Il résulte de la combinaison de ces textes que le registre doit être mis à jour et que la non-production d’une copie actualisée, permettant un contrôle de l’effectivité de l’exercice des droits reconnus à l’étranger au cours de la mesure de rétention, constitue une fin de non-recevoir. Celle-ci doit être accueillie sans que celui qui l’invoque ait à justifier d’un grief dès lors que le juge ne peut s’assurer que l’étranger a été en mesure d’exercer les droits qui lui sont reconnus par les articles L. 744-4 et suivants du CESEDA.
Le paragraphe IV de l’annexe de l’arrêté du 6 mars 2018 portant autorisation du registre de rétention et d’un traitement automatisé de données à caractère personnel dénommé «logiciel de gestion individualisée des centres de rétention administrative» (LOGICRA) prévoit notamment que sont enregistrées dans les traitements au titre des données à caractère personnel concernant la fin de la rétention et l’éloignement les informations suivantes :
1° Demande de laissez-passer consulaire, consulat saisi, date de la demande d’identification ou de présentation consulaire, type de présentation, motif de non-présentation, date de I’entretien, moyen de transport utilisé, résultat de I’entretien, délivrance du laissez-passer consulaire, date de délivrance, date et fin de validité du laissez-passer consulaire;
2° Réservation du moyen de transport national et international: date prévisionnelle de départ, moyen de transport utilisé, pays de destination, demande de routing, escorte;
3° Fin de la rétention: date et motif de la fin de rétention.
En l’espèce l’appelant soulève le défaut d’actualisation du registre de rétention dans la mesure où les diligences consulaires n’y sont pas mentionnées.
Toutefois les diligences consulaires effectuées par l’administration ne constituent nullement des droits au sens des articles L. 744-4 et suivants du CESEDA, dont le défaut de mention dans le registre de rétention rendrait irrecevable la requête en prolongation de la mesure de rétention, s’agissant au surplus d’une question de fond en application de l’article L741-3 du même code.
Pour le surplus l’intéressé ne précise pas quelles sont les pièces utiles qui seraient manquantes
En conséquence il y aura lieu de rejeter la fin de non recevoir tirée du défaut de mention des diligences consulaires dans le registre de rétention et de production de pièces utiles.
2) – Sur les diligences de l’administration
Aux termes de l’article L741-3 du CESEDA un étranger ne peut être placé ou maintenu en rétention que pour le temps strictement nécessaire à son départ. L’administration exerce toute diligence à cet effet.
Dans le cas présent le préfet a saisi dès le 21 février 2025 le consul général d’Algérie de la situation de l’intéressé aux fins de délivrance d’un laisser-passer consulaire avec transmission d’une fiche Visabio, une audition est intervenue le 26 février et une relance a été effectuée le 10 mars 2025.

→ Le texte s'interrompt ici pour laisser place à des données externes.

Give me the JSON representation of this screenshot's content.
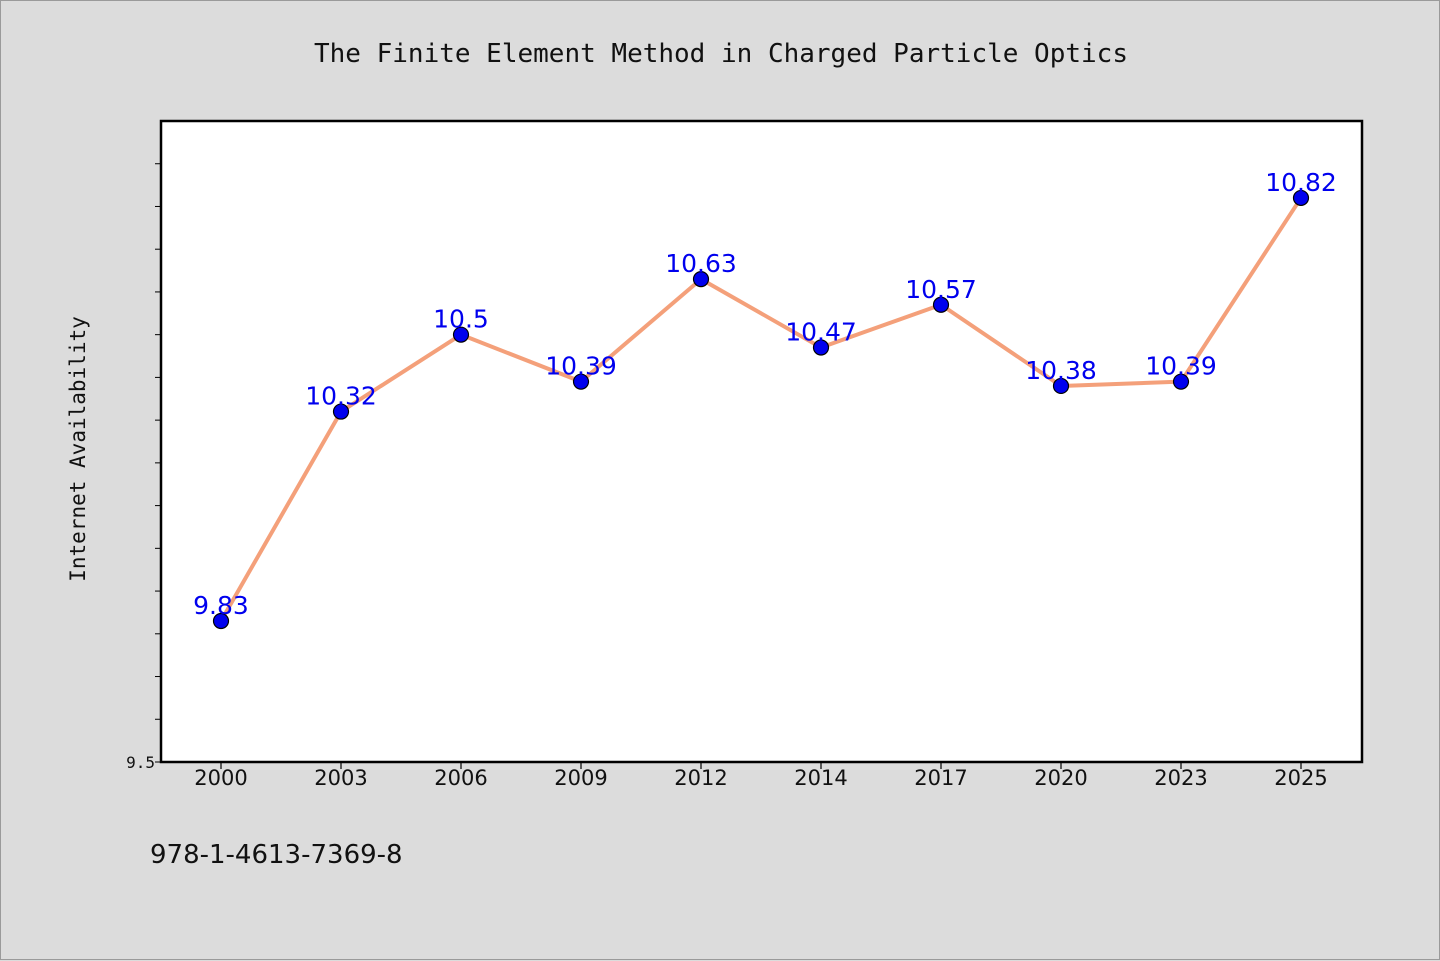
{
  "chart_data": {
    "type": "line",
    "title": "The Finite Element Method in Charged Particle Optics",
    "xlabel": "",
    "ylabel": "Internet Availability",
    "categories": [
      "2000",
      "2003",
      "2006",
      "2009",
      "2012",
      "2014",
      "2017",
      "2020",
      "2023",
      "2025"
    ],
    "series": [
      {
        "values": [
          9.83,
          10.32,
          10.5,
          10.39,
          10.63,
          10.47,
          10.57,
          10.38,
          10.39,
          10.82
        ],
        "data_labels": [
          "9.83",
          "10.32",
          "10.5",
          "10.39",
          "10.63",
          "10.47",
          "10.57",
          "10.38",
          "10.39",
          "10.82"
        ],
        "line_color": "#f4a07a",
        "marker_color": "#0000ee"
      }
    ],
    "ylim": [
      9.5,
      11.0
    ],
    "yticks": [
      "9.5"
    ],
    "grid": false,
    "legend": "none"
  },
  "footer_text": "978-1-4613-7369-8"
}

Dès lors, au regard de la célérité dont a fait preuve l’administration, l’appelant ne saurait sérieusement lui faire grief de n’avoir pas accompli les diligences légalement requises étant de surcroît rappelé que le préfet n’a pas à justifier des relances faites aux autorités consulaires saisies en temps utile et ce, en l’absence de pouvoir de contrainte sur les autorités étrangères.
Dès lors le moyen tiré de l’insuffisance des diligences de l’administration sera également écarté.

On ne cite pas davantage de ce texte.